How To?

How to Buy Unlisted Shares in India

Personal Finance
08-11-2023

The Securities and Exchange Board of India (SEBI) constantly monitors and regulates listed shares, giving them a safety label. Unlisted shares, on the other hand, provide enormous potential for exposure and growth but come with their own set of risks.

Like you, countless people in India know the value and potential of unlisted shares but need help figuring out how to buy unlisted shares in India. Many early investors in unlisted companies lost money to con artists due to a lack of awareness and scams. Today’s environment, where fraud is widespread, makes it even more challenging to distinguish between real and bogus information.

This article is for you if you're wondering where to buy unlisted shares in India, how to invest in unlisted companies, and can we buy unlisted shares safely? Let's break it down.

What Are Unlisted Shares?

Unlisted shares are any securities or financial instruments that are not traded on a recognized stock exchange like NSE or BSE. They are often referred to as over-the-counter (OTC) securities. Companies issuing these shares are typically smaller, newer, or may not meet certain listing requirements like minimum market capitalization, profitability, or listing fees.

How to Buy Unlisted Shares in India?

If you're wondering how to buy unlisted shares, here are the most common ways you can invest safely:

1. Invest in Pre-IPO Companies Through Trusted Intermediaries

Companies in their pre-IPO stage issue shares that are not yet publicly traded. These can be bought through intermediaries who facilitate off-record transactions. The shares are directly credited to your Demat account even though the exchange is not involved.

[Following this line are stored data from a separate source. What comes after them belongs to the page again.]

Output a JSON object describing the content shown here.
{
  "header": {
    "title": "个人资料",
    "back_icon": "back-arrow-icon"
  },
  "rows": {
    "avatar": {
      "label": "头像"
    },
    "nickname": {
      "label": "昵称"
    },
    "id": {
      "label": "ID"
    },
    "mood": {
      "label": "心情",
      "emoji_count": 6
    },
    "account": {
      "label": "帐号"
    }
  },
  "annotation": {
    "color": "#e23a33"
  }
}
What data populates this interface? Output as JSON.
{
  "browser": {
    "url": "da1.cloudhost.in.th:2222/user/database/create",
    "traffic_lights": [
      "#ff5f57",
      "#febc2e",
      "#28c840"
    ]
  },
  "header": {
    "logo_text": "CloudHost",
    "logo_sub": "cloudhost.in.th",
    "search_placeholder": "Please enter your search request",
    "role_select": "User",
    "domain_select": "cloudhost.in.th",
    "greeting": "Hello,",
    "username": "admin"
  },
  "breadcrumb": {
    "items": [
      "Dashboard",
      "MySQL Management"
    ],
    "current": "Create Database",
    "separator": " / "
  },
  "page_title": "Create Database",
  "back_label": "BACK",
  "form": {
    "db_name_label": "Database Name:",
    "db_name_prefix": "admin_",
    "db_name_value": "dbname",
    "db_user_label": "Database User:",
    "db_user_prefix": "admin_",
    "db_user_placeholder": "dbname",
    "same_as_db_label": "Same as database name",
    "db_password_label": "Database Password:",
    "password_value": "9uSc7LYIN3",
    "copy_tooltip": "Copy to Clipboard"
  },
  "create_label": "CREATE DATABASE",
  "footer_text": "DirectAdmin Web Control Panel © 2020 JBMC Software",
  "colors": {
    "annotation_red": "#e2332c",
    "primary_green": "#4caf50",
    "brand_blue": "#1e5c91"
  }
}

When choosing an intermediary, ensure they are SEBI-registered to reduce counterparty risks.

2. Buy Directly from Employees (ESOP Sales)

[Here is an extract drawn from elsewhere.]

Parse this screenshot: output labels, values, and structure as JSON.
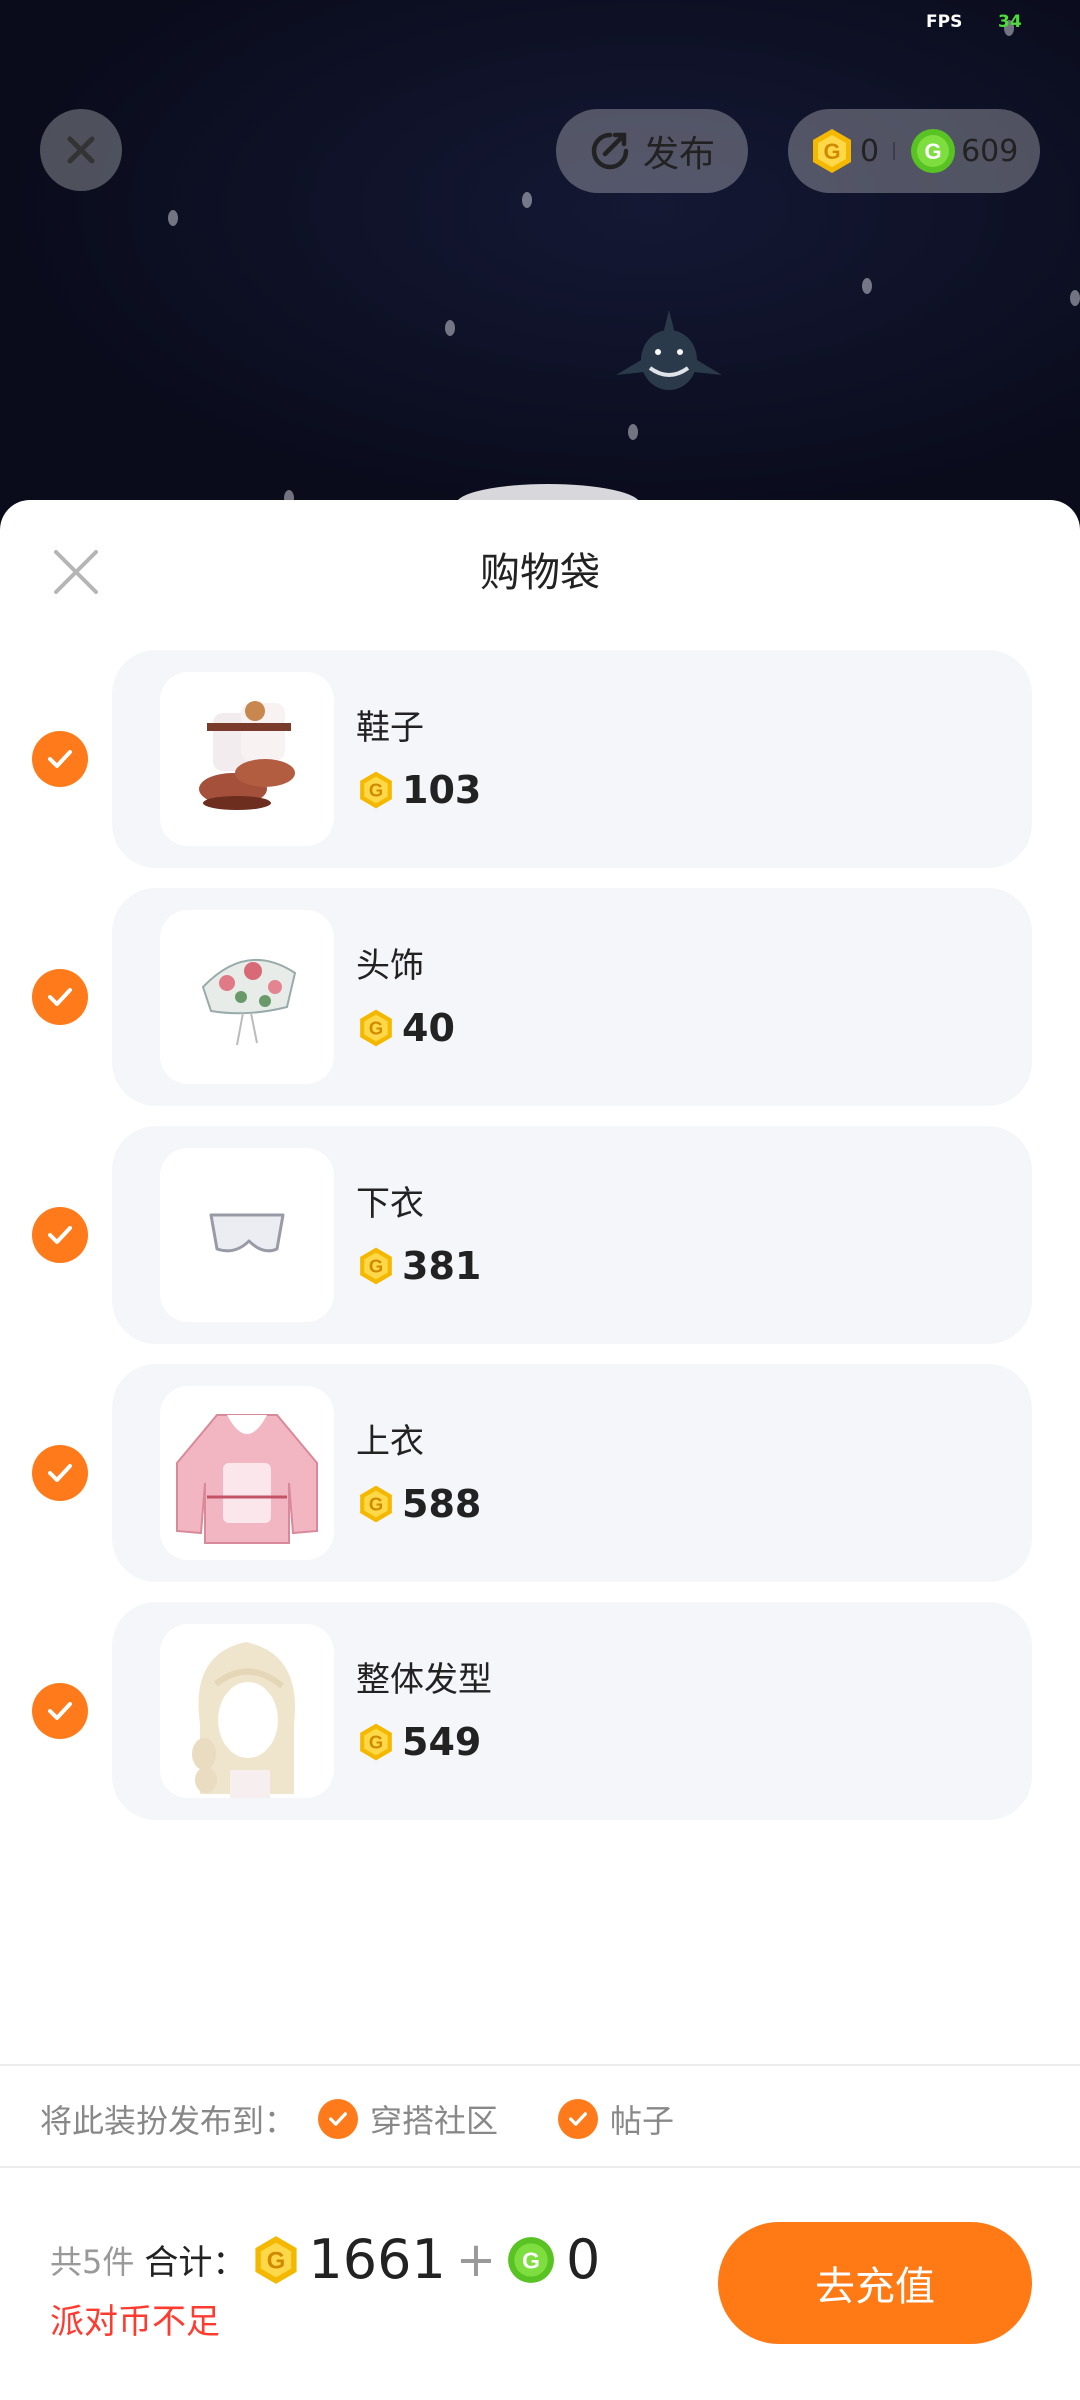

Some start-up employees holding ESOPs (Employee Stock Option Plans) may be willing to sell their shares after the lock-in period. In India, certain brokers and platforms can help you connect with such employees. Always verify the legitimacy of the platform before purchasing.

3. Purchase Directly from Promoters via Private Placement

You can buy shares through private placement, which involves negotiating directly with the company’s promoters. This method is usually for high-ticket investments. It is advisable to involve a SEBI-registered wealth manager or investment banker for due diligence and smoother transactions.

4. Invest Through PMS and AIF Schemes Investing in Unlisted Shares

If you're looking for a more structured way to invest in unlisted companies, Portfolio Management Services (PMS) and Alternative Investment Funds (AIF) offer professional portfolios that include unlisted shares.

These are managed by SEBI-registered entities, ensuring better compliance, diversification, and risk management.

Key benefits include:

  • Risk spread across multiple investments.
  • Professional management and due diligence.
  • Dynamic portfolio adjustments as per market conditions.

Where to Buy Unlisted Shares in India?

If you are still wondering where to buy unlisted shares in India, here are some legitimate options:

  • SEBI-registered intermediaries and brokers.
  • Equity crowdfunding platforms (SEBI-compliant).
  • Angel networks like Indian Angel Network, LetsVenture, etc.
  • SEBI-registered PMS or AIF funds.

Can We Buy Unlisted Shares? Is It Safe?

Yes, you can buy unlisted shares, but remember:

  • Unlisted shares are high-risk investments.
  • Transactions must always happen through legitimate and SEBI-compliant channels.
  • Stay away from unsolicited offers on WhatsApp, Telegram, or SMS.
  • Always verify the intermediary's SEBI registration number.

Risks of Investing in Unlisted Shares

While the potential returns are high, some risks you should be aware of include:

  • liquidity: Hard to find buyers or sellers.
  • Capital Loss: High risk of losing your principal amount.
  • No Dividends: Many unlisted companies do not distribute profits early.
  • Dilution Risk: Your ownership may get diluted in future funding rounds.

Key Considerations Before You Buy Unlisted Shares in India

  • Always consult experienced investors or a SEBI-registered financial advisor.
  • Do detailed research on the company or start-up you are investing in.
  • Check for clean transaction history, no hidden charges, and direct Demat account transfers.
  • Start small if you are a beginner and follow where institutional investors are investing.

Key Takeaways

Investing in unlisted shares is risky but rewarding if done carefully. Whether you choose to buy unlisted shares from employees, promoters, or invest via PMS/AIFs, always ensure transparency, regulatory compliance, and proper due diligence.